5. Adequacy of Reasons

51    Finally, Ms Forster submitted that his Honour’s reasons were inadequate because they did not explain why he had found Ms Forster not to be a truthful witness. Ms Foster relied on Smith v New South Wales Bar Association [1992] HCA 36; 176 CLR 256 at 268 to argue that ‘something more’ than mere rejection of her evidence was required for his Honour to make a finding of untruthfulness.

52     I do not think this is a justified criticism. The question of adequacy is not directed to whether the reasons are right, persuasive or wrong. It is instead directed to whether they have been stated with sufficient clarity to be understood and, if necessary, appealed from.

53    I think the trial judge’s reasons were sufficiently clear. He did not believe Ms Forster because she made a revocation request after the 28 day period had expired.

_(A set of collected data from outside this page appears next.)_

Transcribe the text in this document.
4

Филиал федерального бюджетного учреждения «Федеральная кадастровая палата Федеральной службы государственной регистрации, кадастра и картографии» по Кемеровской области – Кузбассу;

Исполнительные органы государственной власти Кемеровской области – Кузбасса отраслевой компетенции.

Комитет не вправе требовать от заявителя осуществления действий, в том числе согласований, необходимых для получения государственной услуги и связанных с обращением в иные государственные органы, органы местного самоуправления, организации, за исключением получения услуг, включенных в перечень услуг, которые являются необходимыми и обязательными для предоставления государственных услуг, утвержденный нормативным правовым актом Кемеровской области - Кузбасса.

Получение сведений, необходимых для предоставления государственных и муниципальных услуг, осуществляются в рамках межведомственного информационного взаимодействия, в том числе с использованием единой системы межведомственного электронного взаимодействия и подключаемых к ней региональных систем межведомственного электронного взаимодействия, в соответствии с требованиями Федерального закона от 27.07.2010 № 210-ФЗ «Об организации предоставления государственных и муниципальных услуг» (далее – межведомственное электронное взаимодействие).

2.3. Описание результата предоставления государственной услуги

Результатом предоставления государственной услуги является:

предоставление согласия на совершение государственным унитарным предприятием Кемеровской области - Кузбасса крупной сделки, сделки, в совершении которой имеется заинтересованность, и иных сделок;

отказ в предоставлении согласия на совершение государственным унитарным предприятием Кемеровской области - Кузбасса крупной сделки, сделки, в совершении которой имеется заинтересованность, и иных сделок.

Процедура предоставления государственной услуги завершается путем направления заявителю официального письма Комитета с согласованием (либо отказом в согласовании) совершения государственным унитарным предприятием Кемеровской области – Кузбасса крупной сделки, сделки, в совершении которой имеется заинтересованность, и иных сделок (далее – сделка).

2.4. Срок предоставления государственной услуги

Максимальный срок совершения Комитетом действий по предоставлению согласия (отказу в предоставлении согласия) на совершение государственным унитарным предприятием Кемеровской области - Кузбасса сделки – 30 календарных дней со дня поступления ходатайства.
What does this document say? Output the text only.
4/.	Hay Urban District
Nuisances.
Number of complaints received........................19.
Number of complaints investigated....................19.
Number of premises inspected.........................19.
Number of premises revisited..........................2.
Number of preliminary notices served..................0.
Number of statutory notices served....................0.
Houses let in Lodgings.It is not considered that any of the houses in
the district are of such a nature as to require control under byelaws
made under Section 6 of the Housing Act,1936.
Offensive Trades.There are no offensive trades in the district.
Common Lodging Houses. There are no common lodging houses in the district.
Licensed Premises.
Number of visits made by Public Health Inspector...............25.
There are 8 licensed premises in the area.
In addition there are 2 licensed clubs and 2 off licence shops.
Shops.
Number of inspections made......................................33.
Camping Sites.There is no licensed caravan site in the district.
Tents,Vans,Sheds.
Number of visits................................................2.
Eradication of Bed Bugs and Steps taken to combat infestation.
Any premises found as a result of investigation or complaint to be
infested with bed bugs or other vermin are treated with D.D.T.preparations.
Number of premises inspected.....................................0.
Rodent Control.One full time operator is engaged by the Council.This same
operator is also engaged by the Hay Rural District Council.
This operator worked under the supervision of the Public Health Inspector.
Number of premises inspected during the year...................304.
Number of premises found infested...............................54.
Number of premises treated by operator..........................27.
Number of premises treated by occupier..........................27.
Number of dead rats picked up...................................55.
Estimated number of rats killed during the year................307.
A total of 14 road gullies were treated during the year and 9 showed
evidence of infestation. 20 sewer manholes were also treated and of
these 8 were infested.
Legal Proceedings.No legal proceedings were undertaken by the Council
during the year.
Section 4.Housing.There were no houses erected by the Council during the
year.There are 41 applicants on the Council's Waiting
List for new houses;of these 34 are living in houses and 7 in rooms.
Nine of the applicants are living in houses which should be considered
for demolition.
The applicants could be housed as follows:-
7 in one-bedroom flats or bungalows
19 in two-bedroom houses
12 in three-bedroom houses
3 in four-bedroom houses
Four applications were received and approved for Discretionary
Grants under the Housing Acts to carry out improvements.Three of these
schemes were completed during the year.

His Honour regarded that as being inconsistent with her having made the request inside that period. He also thought that she had given inconsistent evidence about Danny. His Honour did not say what that evidence was. But the transcript to which this Court was taken shows that she did give inconsistent evidence about Danny. For example, she originally claimed to have handed the documents to Danny on 17 January but then changed this to 30 January; a letter written by the Legal Aid Commission on her behalf suggested that she had told it that she had handed the request to a Federal immigration official on 17 January; that Danny had accepted the request on 30 January but had refused it before that date; and that she had asked Danny on an occasion prior to 30 January but then said she had only asked him on 30 January.

54    In that circumstance, the reasons were sufficient to permit Ms Forster to be able to identify errors in them.

6. Conclusion

55    Leave to appeal out of time should be granted but the appeal should be dismissed with costs.

I certify that the preceding fifty-five (55) numbered paragraphs are a true copy of the Reasons for Judgment herein of the Honourable Justice Perram.

Associate:

Dated:    14 August 2018

REASONS FOR JUDGMENT

PERRY J:

56    I have had the benefit of reading Justice Perram’s draft reasons for judgment.  I agree with his Honour’s reasons and proposed orders.

I certify that the preceding one (1) numbered paragraph is a true copy of the Reasons for Judgment herein of the Honourable Justice Perry.

Associate:

Dated:    14 August 2018

REASONS FOR JUDGMENT

O’CALLAGHAN J:

57    I agree with Perram J.

I certify that the preceding one (1) numbered paragraph is a true copy of the Reasons for Judgment herein of the Honourable Justice O’Callaghan.